The herpes simplex virus type 1 temperature-sensitive (ts) mutant ts1207 does not induce detectable levels of ribonucleotide reductase activity at the non-permissive temperature (NPT, 39.5 degrees C). The ts lesion prevents the association of the enzymes large (RR1) and small (RR2) subunits to give an active holoenzyme and maps within the gene specifying RR1. Here, it is shown that the ts mutant phenotype is due to the substitution of an asparagine for the wild-type (wt) serine at RR1 position 961, which is located within a region highly conserved between herpesviral and cellular RR1 subunit polypeptides. This ts1207 asparagine is predicted to alter a wt alpha-helix to a beta-strand. We have used synthetic oligopeptides, corresponding to the wt amino acid sequence of the mutation site, and antisera raised against them to determine whether this region is involved in subunit association. Neither the oligopeptides nor the antisera inhibit the enzyme activity, or the reconstituted activity formed by mixing intact RR2 and RR1 subunits present in partially purified extracts of cells infected at the NPT with ts1207 or ts1222 (an HSV-1 mutant with a lesion in the RR2 subunit), respectively. We infer from these results that the site of the mutation is unlikely to be positioned at the surface of RR1 and hence is probably not directly involved in subunit association. We suggest that the mutation site identifies an important RR1 region whose alteration in ts1207 changes the structure of a contact region(s) positioned at the RR1/RR2 interface.

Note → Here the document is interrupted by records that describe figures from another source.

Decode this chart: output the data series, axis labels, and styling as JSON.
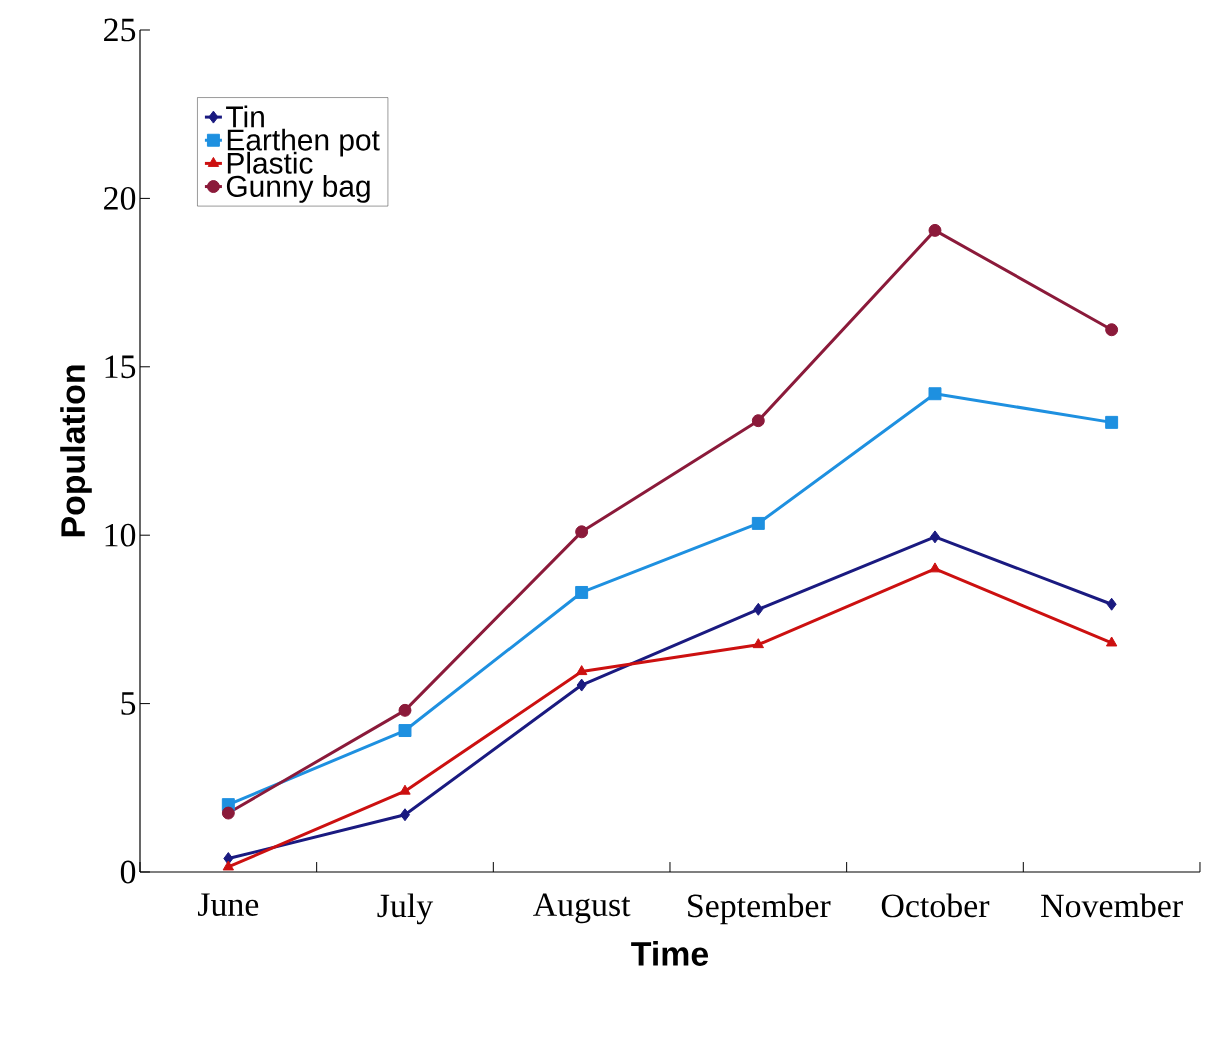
{
  "chart_data": {
    "type": "line",
    "xlabel": "Time",
    "ylabel": "Population",
    "categories": [
      "June",
      "July",
      "August",
      "September",
      "October",
      "November"
    ],
    "ylim": [
      0,
      25
    ],
    "yticks": [
      0,
      5,
      10,
      15,
      20,
      25
    ],
    "grid": false,
    "legend": "top left",
    "series": [
      {
        "name": "Tin",
        "color": "#1a1a80",
        "marker": "diamond",
        "values": [
          0.4,
          1.7,
          5.55,
          7.8,
          9.95,
          7.95
        ]
      },
      {
        "name": "Earthen pot",
        "color": "#1e90e0",
        "marker": "square",
        "values": [
          2.0,
          4.2,
          8.3,
          10.35,
          14.2,
          13.35
        ]
      },
      {
        "name": "Plastic",
        "color": "#cc1010",
        "marker": "triangle",
        "values": [
          0.15,
          2.4,
          5.95,
          6.75,
          9.0,
          6.8
        ]
      },
      {
        "name": "Gunny bag",
        "color": "#8b1a3a",
        "marker": "circle",
        "values": [
          1.75,
          4.8,
          10.1,
          13.4,
          19.05,
          16.1
        ]
      }
    ]
  }
}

Epitope mapping identifies an exposed loop between the unique amino- and conserved carboxy-domains of the large subunit of herpes simplex virus type 1 ribonucleotide reductase

The large subunits of herpes simplex virus types 1 and 2 ribonucleotide reductases contain unique amino-terminal regions comprising 311 and 318 residues respectively, which are not found in ribonucleotide reductases from other sources. We report the mapping of the epitope recognized by monoclonal antibody 1026, which is specific for the large subunit (R1) of HSV-1, and then deduce the structural relationship of the amino-terminal region of R1 with the rest of the protein. A panel of 10 fusion proteins containing sequences spanning the entire R1 subunit were constructed. They were used together with proteolytic fragments of R1 and several synthetic peptides to show that the epitope is discontinuous and appears to be a loop structure centered on a previously located trypsin-sensitive site at residue 305. The existence of the loop was suggested by the observation that reactivity of the antibody with R1 could be blocked by peptides corresponding to residues 289 to 303 and 308 to 313 which flank the trypsin-sensitive site. Our results suggest that the unique amino-terminal region of R1 consists of a structurally distinct domain which is linked to the conserved carboxy region by an exposed loop.